Monday, August 22, 2005

Narm RIP


I am haunted by the end of last night's series finale of Six Feet Under. The image of Claire driving off down the 10, on her way to a new life in NYC, the future that she can't see or anticipate unfolding as she goes. I like the sense of the unforeseen, the idea of a full, rich life's worth of happiness and experience just waiting for us to get there, even if we can't see it coming. The idea of possibility, of renewal and fulfillment hidden behind a curtain of difficulty, was beautifully played out. Even when things are seriously fucked up, they will come aright again.

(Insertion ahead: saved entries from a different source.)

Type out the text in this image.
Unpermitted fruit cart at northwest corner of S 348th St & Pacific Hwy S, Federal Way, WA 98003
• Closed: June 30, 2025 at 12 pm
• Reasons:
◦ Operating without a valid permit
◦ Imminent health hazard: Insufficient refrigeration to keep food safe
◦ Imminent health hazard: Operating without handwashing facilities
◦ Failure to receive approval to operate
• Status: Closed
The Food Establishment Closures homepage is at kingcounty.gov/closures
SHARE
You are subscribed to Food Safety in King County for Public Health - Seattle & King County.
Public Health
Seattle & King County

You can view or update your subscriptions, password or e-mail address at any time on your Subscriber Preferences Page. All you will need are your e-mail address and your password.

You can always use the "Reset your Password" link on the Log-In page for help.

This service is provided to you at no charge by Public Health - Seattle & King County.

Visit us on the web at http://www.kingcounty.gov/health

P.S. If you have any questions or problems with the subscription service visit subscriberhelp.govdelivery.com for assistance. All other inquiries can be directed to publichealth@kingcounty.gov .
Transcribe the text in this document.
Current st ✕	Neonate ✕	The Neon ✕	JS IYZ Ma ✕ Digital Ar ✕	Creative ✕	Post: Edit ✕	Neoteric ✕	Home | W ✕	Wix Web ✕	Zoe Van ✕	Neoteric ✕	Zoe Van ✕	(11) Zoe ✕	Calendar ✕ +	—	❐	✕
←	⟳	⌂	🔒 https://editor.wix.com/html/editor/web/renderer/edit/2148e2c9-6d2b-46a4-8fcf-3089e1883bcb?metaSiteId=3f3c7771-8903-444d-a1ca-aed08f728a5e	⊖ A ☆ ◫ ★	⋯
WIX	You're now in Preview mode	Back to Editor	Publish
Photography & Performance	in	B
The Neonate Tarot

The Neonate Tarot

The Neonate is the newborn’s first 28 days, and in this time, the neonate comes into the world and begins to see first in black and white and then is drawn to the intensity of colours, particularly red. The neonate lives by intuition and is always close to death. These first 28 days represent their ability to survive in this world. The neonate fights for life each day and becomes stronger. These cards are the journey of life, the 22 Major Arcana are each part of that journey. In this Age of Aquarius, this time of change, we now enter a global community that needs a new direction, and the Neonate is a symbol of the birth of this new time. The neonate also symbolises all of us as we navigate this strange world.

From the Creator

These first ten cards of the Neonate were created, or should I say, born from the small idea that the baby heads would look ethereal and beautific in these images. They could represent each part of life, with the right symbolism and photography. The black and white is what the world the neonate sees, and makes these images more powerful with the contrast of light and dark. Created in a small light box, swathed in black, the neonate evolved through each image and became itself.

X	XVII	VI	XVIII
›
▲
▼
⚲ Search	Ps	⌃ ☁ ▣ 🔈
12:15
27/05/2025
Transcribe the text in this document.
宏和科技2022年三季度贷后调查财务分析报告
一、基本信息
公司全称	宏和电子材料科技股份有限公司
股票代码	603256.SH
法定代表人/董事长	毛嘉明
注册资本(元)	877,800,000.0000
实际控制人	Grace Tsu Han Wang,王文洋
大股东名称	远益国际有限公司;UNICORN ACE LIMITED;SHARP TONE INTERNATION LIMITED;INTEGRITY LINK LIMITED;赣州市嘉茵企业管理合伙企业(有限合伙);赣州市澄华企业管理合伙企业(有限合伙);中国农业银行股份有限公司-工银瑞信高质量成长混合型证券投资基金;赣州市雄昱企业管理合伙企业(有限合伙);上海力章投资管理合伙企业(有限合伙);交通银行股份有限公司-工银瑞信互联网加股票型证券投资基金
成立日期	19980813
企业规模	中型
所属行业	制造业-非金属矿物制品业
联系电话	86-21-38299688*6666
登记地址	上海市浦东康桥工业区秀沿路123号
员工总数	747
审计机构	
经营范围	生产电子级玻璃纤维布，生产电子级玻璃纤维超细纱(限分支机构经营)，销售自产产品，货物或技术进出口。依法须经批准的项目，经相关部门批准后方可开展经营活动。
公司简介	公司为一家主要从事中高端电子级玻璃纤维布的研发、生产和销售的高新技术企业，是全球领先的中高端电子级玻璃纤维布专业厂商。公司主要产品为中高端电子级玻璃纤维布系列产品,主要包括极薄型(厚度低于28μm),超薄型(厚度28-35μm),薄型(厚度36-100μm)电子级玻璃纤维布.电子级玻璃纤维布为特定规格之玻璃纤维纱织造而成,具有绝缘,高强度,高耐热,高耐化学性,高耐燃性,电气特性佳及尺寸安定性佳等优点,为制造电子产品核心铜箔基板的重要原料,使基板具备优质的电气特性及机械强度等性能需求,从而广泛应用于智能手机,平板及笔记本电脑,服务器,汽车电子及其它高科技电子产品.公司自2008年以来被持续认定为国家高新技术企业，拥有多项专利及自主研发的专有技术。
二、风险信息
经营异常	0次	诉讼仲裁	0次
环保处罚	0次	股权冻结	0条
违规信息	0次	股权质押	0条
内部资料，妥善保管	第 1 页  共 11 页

It's disarming how things come full circle in ways you don't expect. I watched the very first episode of SFU with Glenn in our first apartment in Arlington a million years ago. It became our Sunday night ritual, and his interpretive dance to the opening theme was our in joke. I stopped watching during the fourth season, when the show got too negative and macabre for me, and I struggled through this season, supplementing the actual show with reading recaps online. But I'm glad I watched last night. When a show that's been a part of your life wraps for good, that ending can be unexpectedly powerful (which is why I cried like a baby through the last episode of Sex and the City, and why I did NOT cry during the long horror that was the end of Voyager). Curled up on Lunchboy's couch, I alternated between being horrified and touched by the show's final montage. Did we really need to know how all the major characters died? Yes and no. But despite the sadness of seeing Keith get shot and Rico keeling over on a cruise ship, I felt glad to know that they all moved on after Nate died. He really was the evil seed.

I'm not sure if Lunchboy understood why I was on the verge of tears, and I didn't want to get into it. Suffice it to say that the world is a happier place now that Alan Ball has moved on to other projects.